I really dont know why someone bipolar would be attacking you with horrible messages (to 'bring down your defenses') but no one else in the family.

What you're talking about there is deliberately controlled, thought out behaviour. Is therefore more about choices and personality rather than the illness, surely?

I'd be blocking him permanently on everything bar one way of contact. And if he gets abusive on that, not replying. There is no excuse, for abuse, as the saying goes.

Bunnymumy · 23/07/2020 14:08

Just reading about how there can be a link between bipolar and abuse too so maybe I'm off on that. But your word choice makes it sound as if he has made you an ongoing target in some way because he wants to break you. Maybe you have an incline that it isn't just illness doing the talking? I'd be curious as to what he was like growing up.

NativeAustralian · 23/07/2020 17:28

We've actually found that our family member does indeed target certain people with abuse when manic. The same ones with the same accusations. It seems to depend on the relationship he has with them when well. It seems that he has no " filter" and all the little annoyances are outrageously magnified and taken out of context.
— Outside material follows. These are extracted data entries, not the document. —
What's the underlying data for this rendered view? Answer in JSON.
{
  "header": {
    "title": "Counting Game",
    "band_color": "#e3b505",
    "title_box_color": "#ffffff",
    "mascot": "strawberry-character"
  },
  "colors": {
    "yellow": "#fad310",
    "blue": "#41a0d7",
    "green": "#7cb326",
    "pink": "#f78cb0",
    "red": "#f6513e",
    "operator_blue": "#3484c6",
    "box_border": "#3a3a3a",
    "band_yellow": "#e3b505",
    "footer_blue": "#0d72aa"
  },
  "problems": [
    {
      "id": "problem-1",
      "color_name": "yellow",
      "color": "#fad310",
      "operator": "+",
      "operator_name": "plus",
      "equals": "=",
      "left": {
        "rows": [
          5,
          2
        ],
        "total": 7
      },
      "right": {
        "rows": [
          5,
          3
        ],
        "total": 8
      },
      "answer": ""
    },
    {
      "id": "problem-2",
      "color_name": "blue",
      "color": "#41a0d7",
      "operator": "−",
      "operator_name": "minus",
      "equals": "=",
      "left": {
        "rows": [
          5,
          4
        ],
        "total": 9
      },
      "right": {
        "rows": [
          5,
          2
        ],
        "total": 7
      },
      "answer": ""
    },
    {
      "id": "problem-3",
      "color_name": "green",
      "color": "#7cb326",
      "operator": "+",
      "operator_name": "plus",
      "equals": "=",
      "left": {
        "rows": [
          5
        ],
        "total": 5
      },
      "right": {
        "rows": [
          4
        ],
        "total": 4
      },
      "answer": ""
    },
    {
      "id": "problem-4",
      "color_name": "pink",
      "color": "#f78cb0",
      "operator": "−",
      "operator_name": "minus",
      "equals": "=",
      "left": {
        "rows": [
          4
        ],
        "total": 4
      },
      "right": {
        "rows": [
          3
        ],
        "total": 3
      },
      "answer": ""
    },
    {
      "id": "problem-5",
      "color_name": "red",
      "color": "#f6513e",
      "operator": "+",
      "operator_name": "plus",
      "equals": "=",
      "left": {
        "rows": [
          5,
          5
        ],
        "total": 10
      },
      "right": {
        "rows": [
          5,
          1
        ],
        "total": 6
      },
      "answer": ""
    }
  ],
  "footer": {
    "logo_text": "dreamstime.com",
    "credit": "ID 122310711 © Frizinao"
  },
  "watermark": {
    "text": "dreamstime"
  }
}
For example ,he has always thought his brother was a bit bossy. When manic he will send a deluge of horrible texts accusing him of bad mouthing him to his friends,abusing his children, being taken over by spirits ....its happened so many times,always the same script.

He also only connects with certain people when he is going into a manic episode,so we know if he says he has spoken to such and such that he isn't well.

lilylion · 23/07/2020 17:57

Is it worth contacting any organisations like mind or bipolar UK if you haven’t?